After I graduated Junior High School, I wanted to develop my talents in the tourism industry as I had watched my older sibling be able to continue his/her studies in Denpasar. My parents, after much deliberation and consideration, allowed me to go to school in Denpasar, where I studed Hotelery.
When I first stepped into High School, I was nervous but I kept at it because I was there to study and learn. In my first year, I did okay but in the second year I began to change in the way I dressed, I had a boyfriend and I loved him, and he introduced me to things I had never dreamed of. In the beginning he taught me how to smoke and drink alcohol, take tranquilizers, smoke grass and shabu-shabu (crystal meth), ecstasy and eventually to what made me an addict for almost ten years. Not only that, but this boyfriend taught me to pickpocket, steal, cheat, lie. The money I had to pay school fees I used to buy drugs. I was given a motorbike-I sold that too along with everything at home. All for drugs. It might be that there is no dignity or self respect left for those of us women who are drug addicts. When I was a teen I wanted to do things I had never done before-I had even been a small scale dealer in order to buy drugs. Time went by, I got better at hiding the fact that I was a junkie. But the fact that I was a thief became known to the police and I was thrown in jail twice in l998 and 2002 for narcotics.
In jail, for the first time I felt revenge. When I get out I want to use it again. Not that I was going to repent-that was the furthest thing from my mind.

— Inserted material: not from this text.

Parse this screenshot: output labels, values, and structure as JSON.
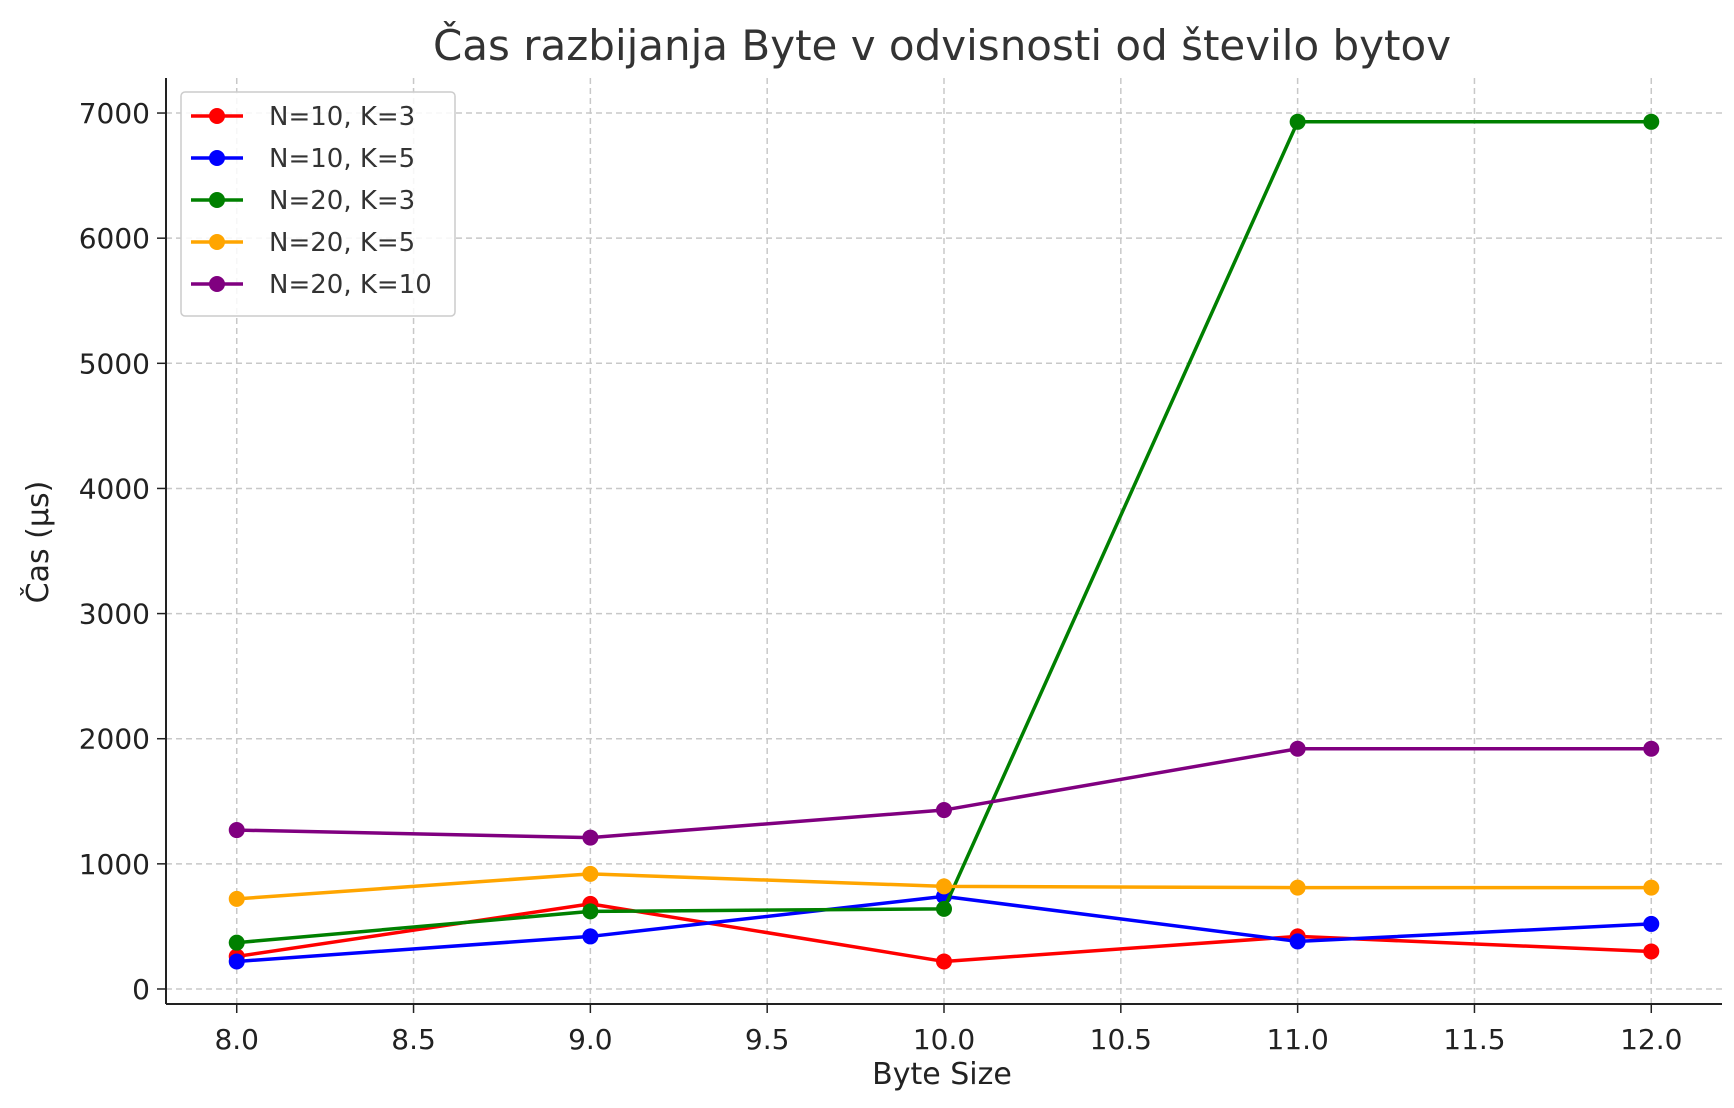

I had split up with my first boyfriend and looked for another one. He was a dealer and because at that time I was a heavy user and then I got pregnant and had a son. When he was a month old I left my husband. I was really sad but not sad enough to stop using drugs, in fact I left my son with my parents in Bedugul when he was three months old. The whle time I was in enpasar I did not think of my child or my home village. My life was the street. Day became night became day. In November 2002 I went to jail for the second time and only then did I begin to think of my future. Thinking of my son with the wayang-like eyes, I could only pray that God Alimighty would show me a way out. And would want to forgive all the sins I had committed up to then.
After I got out of jail, I went thru methadone therapy. It was not easy for me to reform myself as I was tempted from all sides. But I had the will to change my fate, especially after I got work at YAKEBA and began to give seminars at schools about the dangers of drugs so that the younger generation won't become users. My family and community are beginning to accept me back. And I want to say thank you so much to YAKEBA, especially my firens who have given me support thus far, without them I would be nothing. Thank you also to my family who have always supported me. And finally, thanks to ALMIGHTY GOD to the gifts given me.
Hopefully what I have written here can be understood. If you want to use durgs, think about it l000 more times.